I’m glad I’m not a Florida Marlins fan. And it’s not because of that silly looking fish that serves as the team’s mascot.
Nope, I’m glad I’m not a fan of that team because then I don’t have to be extremely upset that Major League Baseball and the Major League Baseball Player’s Association had to meet with the Marlins’ brass to make sure they actually use the money given to the team under the revenue-sharing agreement that is in place across Major League Baseball.
As it is, I’m still upset that a professional franchise doesn’t attempt to put the best product on the field that it can. That practice cheats the fans, the players and all of the other teams in the league, while providing more money for the owner(s). With the Marlins’ practice of spending freely to build a World Series winner and then dismantling the team, it’s sort of a surprise this wasn’t brought up before.
And apparently, the Marlins aren’t the only team to receive such a reprimand. From a release by MLBPA: “In recent years, the union has had concerns that certain clubs have not lived up to this requirement, and has consulted regularly with the commissioner’s office about those concerns. The Florida Marlins are one of a number of clubs that have been discussed.”
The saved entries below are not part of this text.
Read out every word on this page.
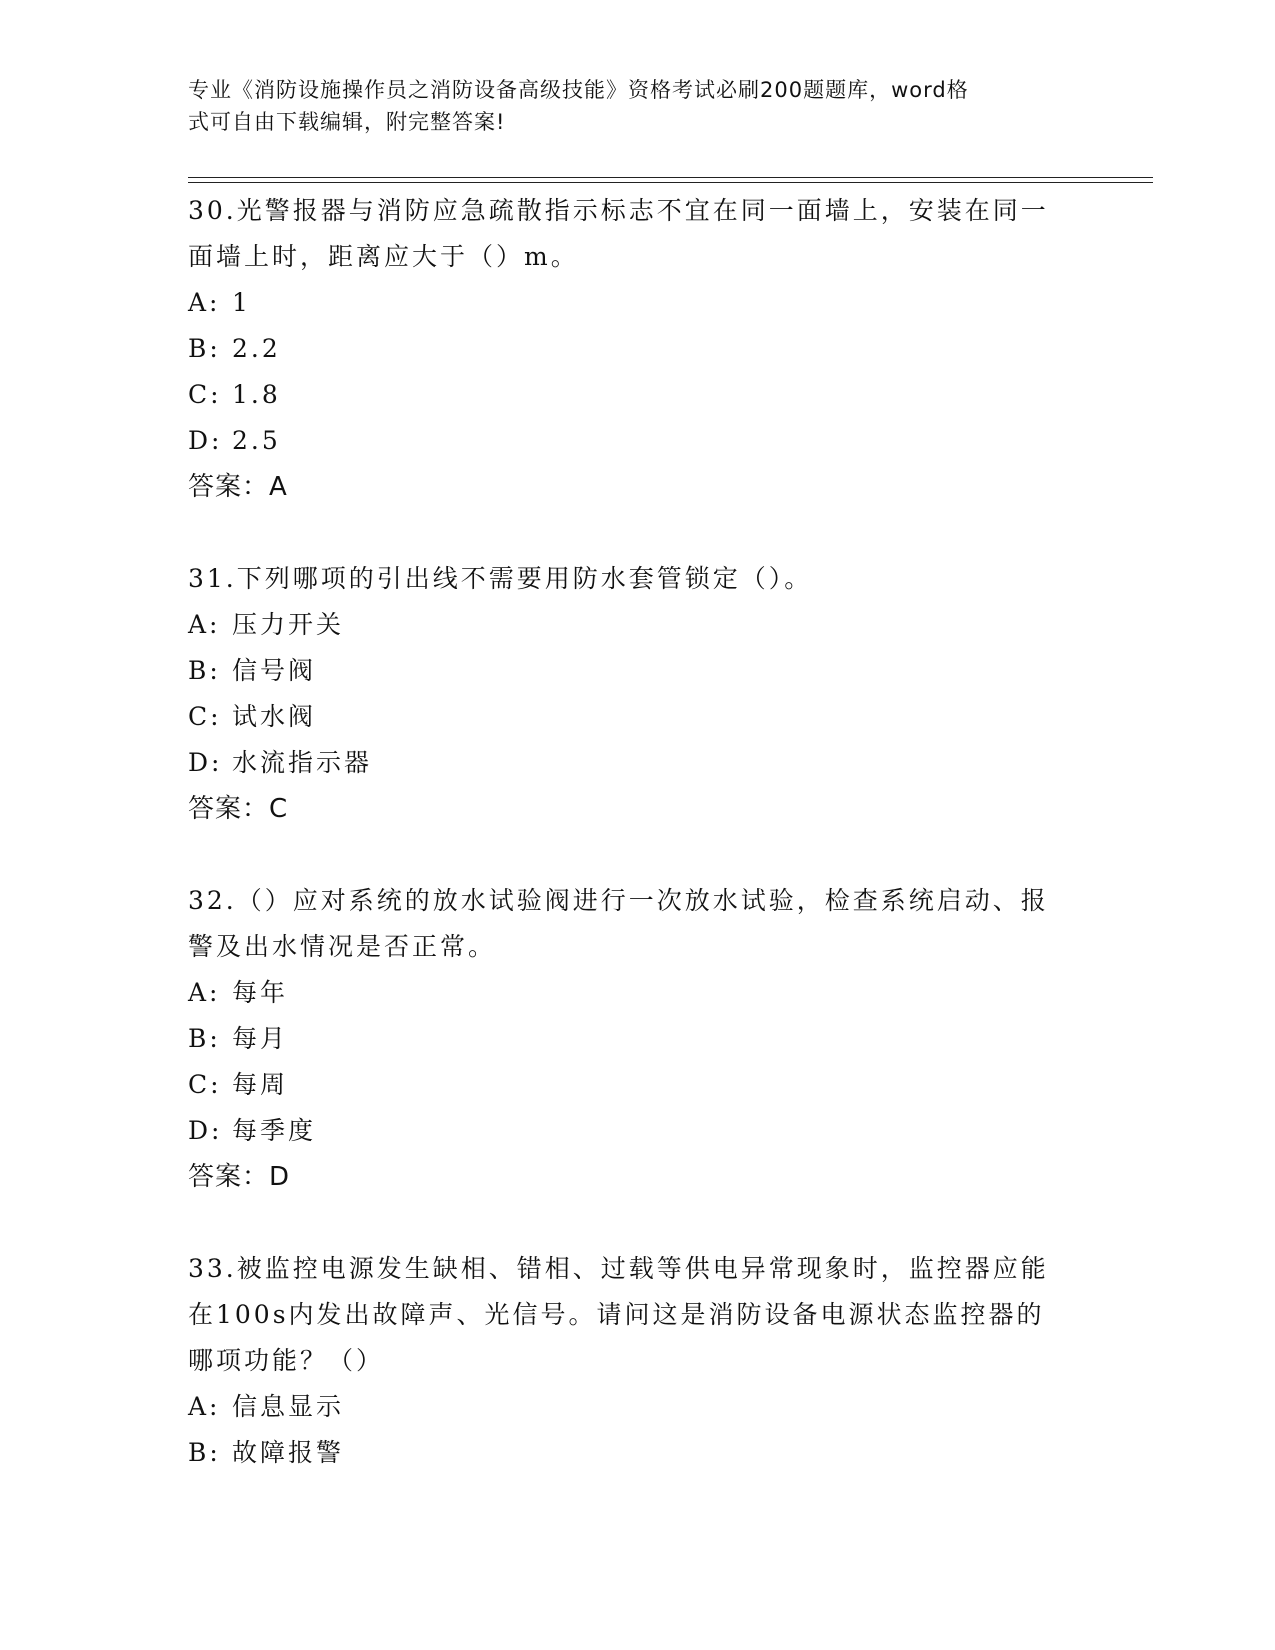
专业《消防设施操作员之消防设备高级技能》资格考试必刷200题题库，word格
式可自由下载编辑，附完整答案!
30.光警报器与消防应急疏散指示标志不宜在同一面墙上，安装在同一
面墙上时，距离应大于（）m。
A: 1
B: 2.2
C: 1.8
D: 2.5
答案：A
31.下列哪项的引出线不需要用防水套管锁定（）。
A: 压力开关
B: 信号阀
C: 试水阀
D: 水流指示器
答案：C
32.（）应对系统的放水试验阀进行一次放水试验，检查系统启动、报
警及出水情况是否正常。
A: 每年
B: 每月
C: 每周
D: 每季度
答案：D
33.被监控电源发生缺相、错相、过载等供电异常现象时，监控器应能
在100s内发出故障声、光信号。请问这是消防设备电源状态监控器的
哪项功能？（）
A: 信息显示
B: 故障报警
It’s already a sport where certain teams have no chance at winning a championship from the start of the season because of financial constraints, etc. But then take into account that some teams don’t even spend the money given to them to field a more competitive team, and you have an even more failed system.
I’m somewhat surprised a release was even issued on these discussions, although not many details were released.
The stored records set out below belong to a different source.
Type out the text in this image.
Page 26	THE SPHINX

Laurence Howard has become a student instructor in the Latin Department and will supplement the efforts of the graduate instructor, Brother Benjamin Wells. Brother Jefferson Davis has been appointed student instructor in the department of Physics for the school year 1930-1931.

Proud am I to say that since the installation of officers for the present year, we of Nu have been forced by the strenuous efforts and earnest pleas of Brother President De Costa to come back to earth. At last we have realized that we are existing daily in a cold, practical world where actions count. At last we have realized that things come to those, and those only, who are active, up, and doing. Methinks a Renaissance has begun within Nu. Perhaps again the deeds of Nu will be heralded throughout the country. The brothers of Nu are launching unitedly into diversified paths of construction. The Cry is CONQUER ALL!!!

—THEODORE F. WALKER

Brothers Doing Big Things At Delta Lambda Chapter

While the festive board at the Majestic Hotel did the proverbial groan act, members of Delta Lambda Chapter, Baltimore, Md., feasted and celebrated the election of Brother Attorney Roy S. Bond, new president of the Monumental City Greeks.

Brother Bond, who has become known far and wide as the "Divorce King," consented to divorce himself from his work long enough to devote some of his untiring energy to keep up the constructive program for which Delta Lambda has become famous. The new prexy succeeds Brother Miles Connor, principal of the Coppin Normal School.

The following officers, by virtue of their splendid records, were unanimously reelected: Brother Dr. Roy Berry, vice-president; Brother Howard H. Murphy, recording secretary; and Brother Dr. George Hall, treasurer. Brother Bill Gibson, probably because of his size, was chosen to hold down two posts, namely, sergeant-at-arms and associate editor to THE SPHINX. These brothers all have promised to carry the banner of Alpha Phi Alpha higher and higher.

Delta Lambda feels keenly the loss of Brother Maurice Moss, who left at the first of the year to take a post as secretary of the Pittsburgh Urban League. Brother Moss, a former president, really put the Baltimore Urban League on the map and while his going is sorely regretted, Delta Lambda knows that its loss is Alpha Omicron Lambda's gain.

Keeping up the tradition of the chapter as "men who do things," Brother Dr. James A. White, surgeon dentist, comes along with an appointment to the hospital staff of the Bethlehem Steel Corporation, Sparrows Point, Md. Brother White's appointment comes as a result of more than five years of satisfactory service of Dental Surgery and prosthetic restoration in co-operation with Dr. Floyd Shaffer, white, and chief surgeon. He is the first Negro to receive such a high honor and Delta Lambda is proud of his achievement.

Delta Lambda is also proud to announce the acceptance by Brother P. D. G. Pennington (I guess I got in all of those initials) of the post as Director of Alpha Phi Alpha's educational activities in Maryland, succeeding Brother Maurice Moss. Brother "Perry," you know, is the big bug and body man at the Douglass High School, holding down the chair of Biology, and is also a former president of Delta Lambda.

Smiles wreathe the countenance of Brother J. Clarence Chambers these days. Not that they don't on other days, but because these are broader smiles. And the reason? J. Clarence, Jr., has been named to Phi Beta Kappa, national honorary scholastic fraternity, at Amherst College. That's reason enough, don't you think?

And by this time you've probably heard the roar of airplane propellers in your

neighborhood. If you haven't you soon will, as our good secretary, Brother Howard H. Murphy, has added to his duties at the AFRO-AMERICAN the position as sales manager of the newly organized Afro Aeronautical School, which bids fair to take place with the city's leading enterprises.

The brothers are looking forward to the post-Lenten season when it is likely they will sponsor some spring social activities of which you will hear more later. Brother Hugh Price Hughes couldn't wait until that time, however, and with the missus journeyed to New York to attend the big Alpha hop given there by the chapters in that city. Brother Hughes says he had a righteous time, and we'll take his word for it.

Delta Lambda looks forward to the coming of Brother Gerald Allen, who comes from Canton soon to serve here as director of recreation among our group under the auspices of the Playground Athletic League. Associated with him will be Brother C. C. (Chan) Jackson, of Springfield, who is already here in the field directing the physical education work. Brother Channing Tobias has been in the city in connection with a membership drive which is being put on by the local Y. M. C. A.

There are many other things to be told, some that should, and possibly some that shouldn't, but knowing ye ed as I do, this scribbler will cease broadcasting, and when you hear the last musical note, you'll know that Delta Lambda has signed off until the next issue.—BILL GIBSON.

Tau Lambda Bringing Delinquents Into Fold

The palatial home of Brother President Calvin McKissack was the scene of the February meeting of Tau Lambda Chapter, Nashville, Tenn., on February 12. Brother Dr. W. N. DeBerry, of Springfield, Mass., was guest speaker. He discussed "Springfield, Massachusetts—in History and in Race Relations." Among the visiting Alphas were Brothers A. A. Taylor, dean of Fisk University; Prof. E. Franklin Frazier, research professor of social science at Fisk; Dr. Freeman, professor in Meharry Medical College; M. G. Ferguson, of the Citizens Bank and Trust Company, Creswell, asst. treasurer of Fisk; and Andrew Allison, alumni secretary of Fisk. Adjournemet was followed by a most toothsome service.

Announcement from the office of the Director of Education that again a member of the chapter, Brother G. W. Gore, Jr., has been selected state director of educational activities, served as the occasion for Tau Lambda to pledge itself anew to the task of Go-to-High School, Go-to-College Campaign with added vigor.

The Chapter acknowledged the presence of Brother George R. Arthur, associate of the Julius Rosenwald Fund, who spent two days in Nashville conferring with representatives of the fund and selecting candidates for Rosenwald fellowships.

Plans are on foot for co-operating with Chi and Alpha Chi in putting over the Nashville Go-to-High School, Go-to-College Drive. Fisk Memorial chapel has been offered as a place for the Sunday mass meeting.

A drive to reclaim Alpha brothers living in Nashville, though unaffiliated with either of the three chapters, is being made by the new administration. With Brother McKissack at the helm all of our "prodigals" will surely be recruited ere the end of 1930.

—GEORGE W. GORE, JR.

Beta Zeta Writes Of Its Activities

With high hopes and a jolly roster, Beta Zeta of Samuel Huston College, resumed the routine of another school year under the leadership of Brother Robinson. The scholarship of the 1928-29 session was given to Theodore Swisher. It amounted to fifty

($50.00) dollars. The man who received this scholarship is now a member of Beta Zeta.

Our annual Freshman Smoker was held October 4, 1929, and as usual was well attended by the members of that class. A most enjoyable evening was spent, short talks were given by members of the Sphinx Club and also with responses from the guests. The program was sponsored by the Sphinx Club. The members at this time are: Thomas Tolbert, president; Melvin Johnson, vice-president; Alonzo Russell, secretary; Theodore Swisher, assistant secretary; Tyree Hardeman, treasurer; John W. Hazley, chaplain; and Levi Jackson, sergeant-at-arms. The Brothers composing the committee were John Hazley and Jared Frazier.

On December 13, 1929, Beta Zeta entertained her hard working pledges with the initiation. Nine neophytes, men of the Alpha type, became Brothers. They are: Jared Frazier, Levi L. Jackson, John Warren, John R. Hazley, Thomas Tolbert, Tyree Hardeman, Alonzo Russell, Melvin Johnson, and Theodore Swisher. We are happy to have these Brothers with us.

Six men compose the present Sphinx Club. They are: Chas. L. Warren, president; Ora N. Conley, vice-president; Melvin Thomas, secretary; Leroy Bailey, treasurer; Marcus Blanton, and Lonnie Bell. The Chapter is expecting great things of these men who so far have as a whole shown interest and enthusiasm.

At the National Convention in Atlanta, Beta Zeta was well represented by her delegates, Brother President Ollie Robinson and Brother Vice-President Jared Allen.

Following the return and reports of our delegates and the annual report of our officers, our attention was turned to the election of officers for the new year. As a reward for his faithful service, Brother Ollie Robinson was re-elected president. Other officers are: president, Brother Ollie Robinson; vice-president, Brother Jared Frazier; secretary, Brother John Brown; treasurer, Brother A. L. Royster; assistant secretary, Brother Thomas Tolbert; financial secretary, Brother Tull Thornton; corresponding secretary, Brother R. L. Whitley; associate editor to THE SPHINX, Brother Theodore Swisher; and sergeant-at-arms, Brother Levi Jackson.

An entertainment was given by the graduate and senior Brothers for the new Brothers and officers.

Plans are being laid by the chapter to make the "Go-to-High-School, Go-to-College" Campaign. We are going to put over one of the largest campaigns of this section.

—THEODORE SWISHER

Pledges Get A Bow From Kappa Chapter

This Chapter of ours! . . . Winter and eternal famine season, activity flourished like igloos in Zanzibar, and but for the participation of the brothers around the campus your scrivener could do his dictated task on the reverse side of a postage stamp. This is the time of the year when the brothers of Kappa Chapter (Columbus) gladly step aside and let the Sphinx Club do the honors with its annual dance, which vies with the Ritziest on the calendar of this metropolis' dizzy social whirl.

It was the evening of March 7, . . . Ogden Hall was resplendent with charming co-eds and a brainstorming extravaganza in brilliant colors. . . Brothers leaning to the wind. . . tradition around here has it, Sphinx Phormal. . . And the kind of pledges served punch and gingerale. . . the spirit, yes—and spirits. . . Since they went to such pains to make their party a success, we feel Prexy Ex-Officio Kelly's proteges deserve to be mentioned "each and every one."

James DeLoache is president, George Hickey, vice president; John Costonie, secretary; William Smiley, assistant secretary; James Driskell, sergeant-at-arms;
“In response to our concerns that revenue sharing proceeds have not been used as required, the Marlins have assured the Union and the Commissioner’s Office that they plan to use such proceeds to increase player payroll annually as they move toward the opening of their new ballpark,” said Michael Weiner, MLBPA executive director.
Of course, the Marlins said they were doing everything to field a good team, and MLB basically said no comment.
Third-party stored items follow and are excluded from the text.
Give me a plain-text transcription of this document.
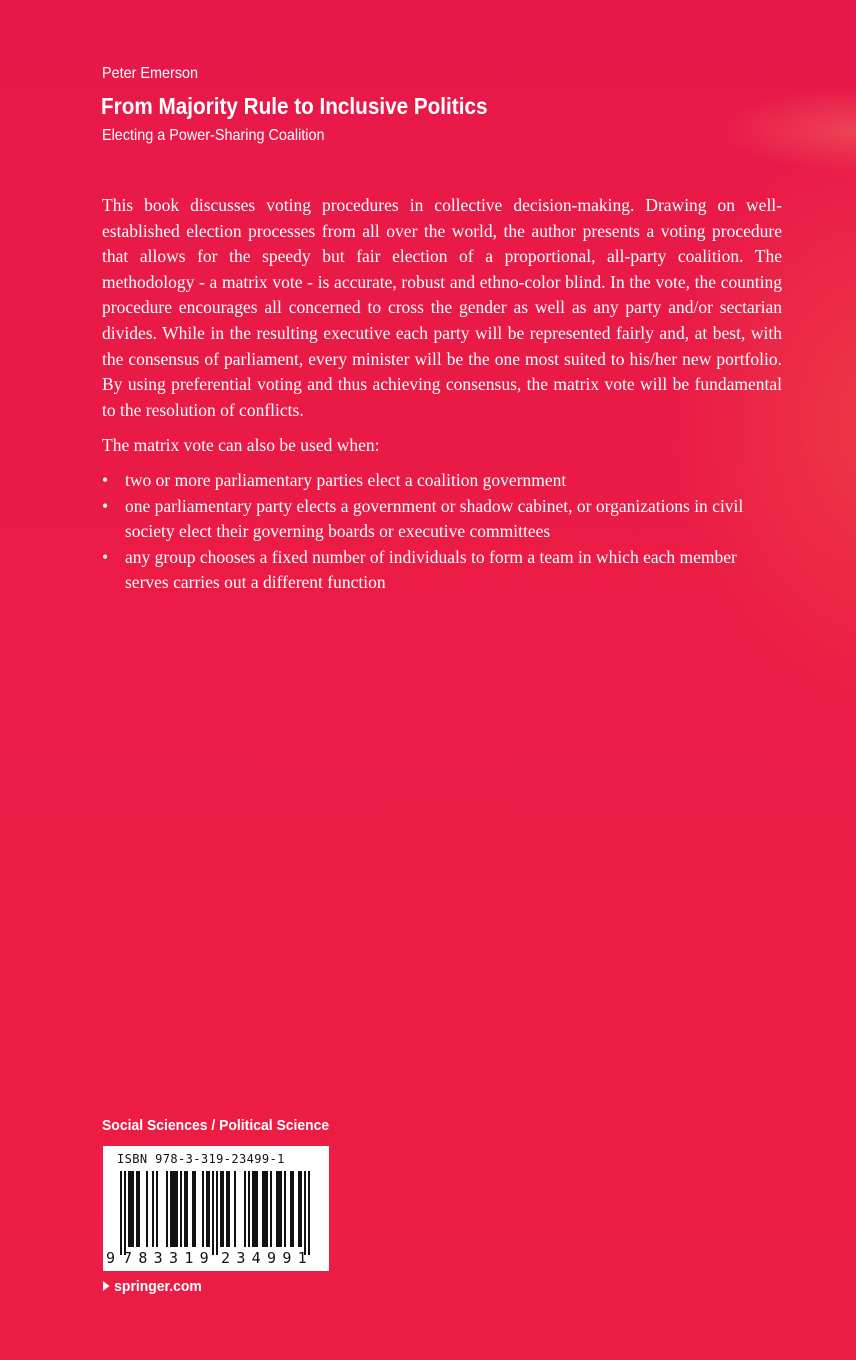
Peter Emerson
From Majority Rule to Inclusive Politics
Electing a Power-Sharing Coalition

This book discusses voting procedures in collective decision-making. Drawing on well-established election processes from all over the world, the author presents a voting procedure that allows for the speedy but fair election of a proportional, all-party coalition. The methodology - a matrix vote - is accurate, robust and ethno-color blind. In the vote, the counting procedure encourages all concerned to cross the gender as well as any party and/or sectarian divides. While in the resulting executive each party will be represented fairly and, at best, with the consensus of parliament, every minister will be the one most suited to his/her new portfolio. By using preferential voting and thus achieving consensus, the matrix vote will be fundamental to the resolution of conflicts.

The matrix vote can also be used when:

• two or more parliamentary parties elect a coalition government
• one parliamentary party elects a government or shadow cabinet, or organizations in civil society elect their governing boards or executive committees
• any group chooses a fixed number of individuals to form a team in which each member serves carries out a different function
Social Sciences / Political Science
ISBN 978-3-319-23499-1
9 783319 234991
springer.com
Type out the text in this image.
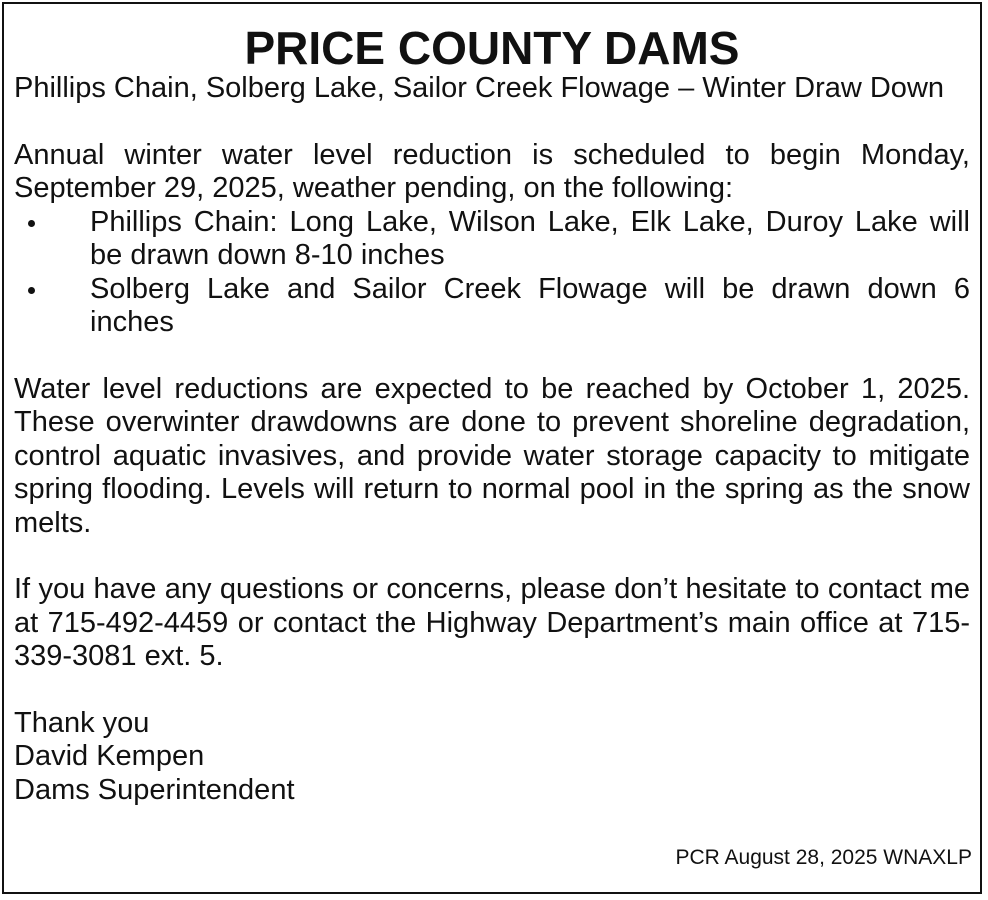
PRICE COUNTY DAMS

Phillips Chain, Solberg Lake, Sailor Creek Flowage – Winter Draw Down

Annual winter water level reduction is scheduled to begin Monday, September 29, 2025, weather pending, on the following:

Phillips Chain: Long Lake, Wilson Lake, Elk Lake, Duroy Lake will be drawn down 8-10 inches
Solberg Lake and Sailor Creek Flowage will be drawn down 6 inches

Water level reductions are expected to be reached by October 1, 2025. These overwinter drawdowns are done to prevent shoreline degradation, control aquatic invasives, and provide water storage capacity to mitigate spring flooding. Levels will return to normal pool in the spring as the snow melts.

If you have any questions or concerns, please don’t hesitate to contact me at 715-492-4459 or contact the Highway Department’s main office at 715-339-3081 ext. 5.

Thank you

David Kempen

Dams Superintendent

PCR August 28, 2025 WNAXLP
If I’m a fan of a team where this information gets out as fact, even if it was rumored before, I’d do some serious reconsideration of my season ticket package and attendance until a I saw improvement in the payroll.
And in an odd coincidence since this release, the Marlins signed pitcher Josh Johnson to a four-year, guaranteed $39 million contract. Well, at least Marlins fans might see more of these types of signings.